It was the summer of the read aloud. I can’t remember exactly how old I was, somewhere between first and third grade. And I have no idea how it started, or why he chose this book. But my family has a boat, and when I was a kid we’d go out on the boat nearly every weekend in the summer. We would throw down an anchor, then jump in the bay–swimming and sunbathing to our hearts’ content. But during the summer of the read aloud, before we did anything else on the boat, my Dad would read a chapter from the book James and the Giant Peach. My Dad’s usually a pretty quiet, serious guy and so my family would be in fits of laughter as he would sing/scream the centipede’s song and do different voices for all of the characters. I loved that book, still do, and I remember being so excited when I was able to read the words by myself, eventually devouring all of Roald Dahl’s books.

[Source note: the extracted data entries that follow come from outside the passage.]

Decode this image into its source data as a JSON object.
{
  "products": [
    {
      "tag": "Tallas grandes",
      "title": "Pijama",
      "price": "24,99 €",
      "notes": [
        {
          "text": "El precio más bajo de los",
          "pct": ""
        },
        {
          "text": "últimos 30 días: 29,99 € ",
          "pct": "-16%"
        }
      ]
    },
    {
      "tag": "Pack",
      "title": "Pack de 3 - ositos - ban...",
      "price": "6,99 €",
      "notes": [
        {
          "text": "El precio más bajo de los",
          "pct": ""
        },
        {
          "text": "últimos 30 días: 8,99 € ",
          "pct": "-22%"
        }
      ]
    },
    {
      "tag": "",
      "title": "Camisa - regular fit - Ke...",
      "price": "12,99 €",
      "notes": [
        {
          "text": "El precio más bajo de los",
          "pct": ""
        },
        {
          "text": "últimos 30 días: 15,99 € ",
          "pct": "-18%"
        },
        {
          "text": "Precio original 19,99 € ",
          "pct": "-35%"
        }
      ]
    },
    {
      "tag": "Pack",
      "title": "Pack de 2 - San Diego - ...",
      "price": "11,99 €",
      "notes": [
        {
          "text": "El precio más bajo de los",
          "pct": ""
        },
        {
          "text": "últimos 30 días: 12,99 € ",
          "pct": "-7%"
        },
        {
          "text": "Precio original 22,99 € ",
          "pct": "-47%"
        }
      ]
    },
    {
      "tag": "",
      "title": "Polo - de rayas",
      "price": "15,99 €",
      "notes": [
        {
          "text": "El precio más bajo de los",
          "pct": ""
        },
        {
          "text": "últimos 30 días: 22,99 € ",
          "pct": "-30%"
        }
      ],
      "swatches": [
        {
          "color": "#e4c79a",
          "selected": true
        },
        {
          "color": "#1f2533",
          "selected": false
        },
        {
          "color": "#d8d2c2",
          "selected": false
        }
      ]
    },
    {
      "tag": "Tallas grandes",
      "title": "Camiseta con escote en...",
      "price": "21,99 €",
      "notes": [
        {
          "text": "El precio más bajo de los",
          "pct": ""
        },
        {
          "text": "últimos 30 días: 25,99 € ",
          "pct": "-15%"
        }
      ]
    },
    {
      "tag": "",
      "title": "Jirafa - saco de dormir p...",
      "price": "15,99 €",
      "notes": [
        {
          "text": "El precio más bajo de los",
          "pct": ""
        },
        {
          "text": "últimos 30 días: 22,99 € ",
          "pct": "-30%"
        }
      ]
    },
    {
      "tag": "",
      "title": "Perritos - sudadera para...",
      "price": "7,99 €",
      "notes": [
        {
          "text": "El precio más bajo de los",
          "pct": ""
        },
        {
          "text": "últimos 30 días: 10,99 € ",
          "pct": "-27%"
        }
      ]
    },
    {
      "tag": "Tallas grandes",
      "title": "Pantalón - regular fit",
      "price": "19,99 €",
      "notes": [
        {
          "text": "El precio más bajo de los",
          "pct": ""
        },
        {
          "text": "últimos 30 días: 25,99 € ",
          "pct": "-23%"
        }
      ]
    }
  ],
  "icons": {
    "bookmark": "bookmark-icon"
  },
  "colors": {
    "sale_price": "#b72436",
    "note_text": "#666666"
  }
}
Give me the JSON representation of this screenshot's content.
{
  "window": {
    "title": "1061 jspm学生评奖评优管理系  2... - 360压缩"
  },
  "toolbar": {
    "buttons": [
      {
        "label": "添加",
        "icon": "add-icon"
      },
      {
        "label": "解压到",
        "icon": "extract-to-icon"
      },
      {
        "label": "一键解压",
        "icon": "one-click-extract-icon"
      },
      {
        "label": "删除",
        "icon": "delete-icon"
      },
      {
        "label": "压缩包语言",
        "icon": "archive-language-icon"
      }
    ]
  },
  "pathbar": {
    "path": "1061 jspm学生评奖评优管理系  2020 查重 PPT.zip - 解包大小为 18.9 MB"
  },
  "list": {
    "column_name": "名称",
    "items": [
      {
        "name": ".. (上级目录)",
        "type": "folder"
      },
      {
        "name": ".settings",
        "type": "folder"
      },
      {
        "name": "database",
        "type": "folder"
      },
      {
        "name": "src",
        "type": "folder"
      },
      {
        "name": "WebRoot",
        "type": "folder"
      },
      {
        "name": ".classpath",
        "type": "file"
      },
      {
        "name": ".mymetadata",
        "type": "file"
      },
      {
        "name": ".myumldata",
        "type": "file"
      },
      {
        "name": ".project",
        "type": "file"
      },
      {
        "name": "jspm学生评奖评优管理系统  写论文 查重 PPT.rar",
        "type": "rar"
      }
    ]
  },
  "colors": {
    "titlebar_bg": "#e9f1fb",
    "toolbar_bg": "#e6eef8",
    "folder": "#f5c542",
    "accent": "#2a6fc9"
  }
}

Flash forward to today. I caught the flu in the middle of last week, and have spent this week not-so-gracefully recovering. We were off on Monday, I was out Tuesday, and between the short week, a full moon, and my needing twice as much sleep as normal to function– we were all pretty off our game today in Room 149. I hate ending any day on a sour note, but especially a Friday, so while the kids were at lunch I went to the school librarian and got a copy of James and the Giant Peach. I half hid it in my read aloud bin, so that the more “inquisitive” kids would find it and a create a buzz. Because the only things bigger in first grade than Justin Beiber and Blay Blays are chapter books.
We ended math a few minutes early, which means agendas were signed and kiddos were packed a few minutes early, which meant that instead of the usual dismissal scramble I was able to say the magic words, “Everybody come to the reading carpet–and you can lay down.” We started reading it, and about two minutes in, when I saw 18 pairs of eyes staring at the book, could hear a pin drop, and nobody moved when the bell rang, I knew I hit gold.
Originally I thought the book might be too “hard” for my six year olds. But in the first chapter, James’ parents die and he is sent off to live with his aunts, with nothing in his suitcase but a toothbrush and a pair of pajamas. Now granted, none of my students parents were killed by an angry rhinoceros. But two of my kids live in shelters, three are without mothers, twelve are without fathers. I thought of C, who moved in with his aunt last week when Mom went to jail. It was text to self connections galore. They get this book. So we will pack up a few minutes early over the next few weeks, and read a page or two each afternoon. Just like that summer on the boat, I won’t be in any particular rush to finish it, no assignments associated with it; I just plan on enjoying this book with my students. And as we left the classroom today, everyone much calmer and less cranky than when we entered, I couldn’t help but think
“marvelous things will happen”, just as the story says.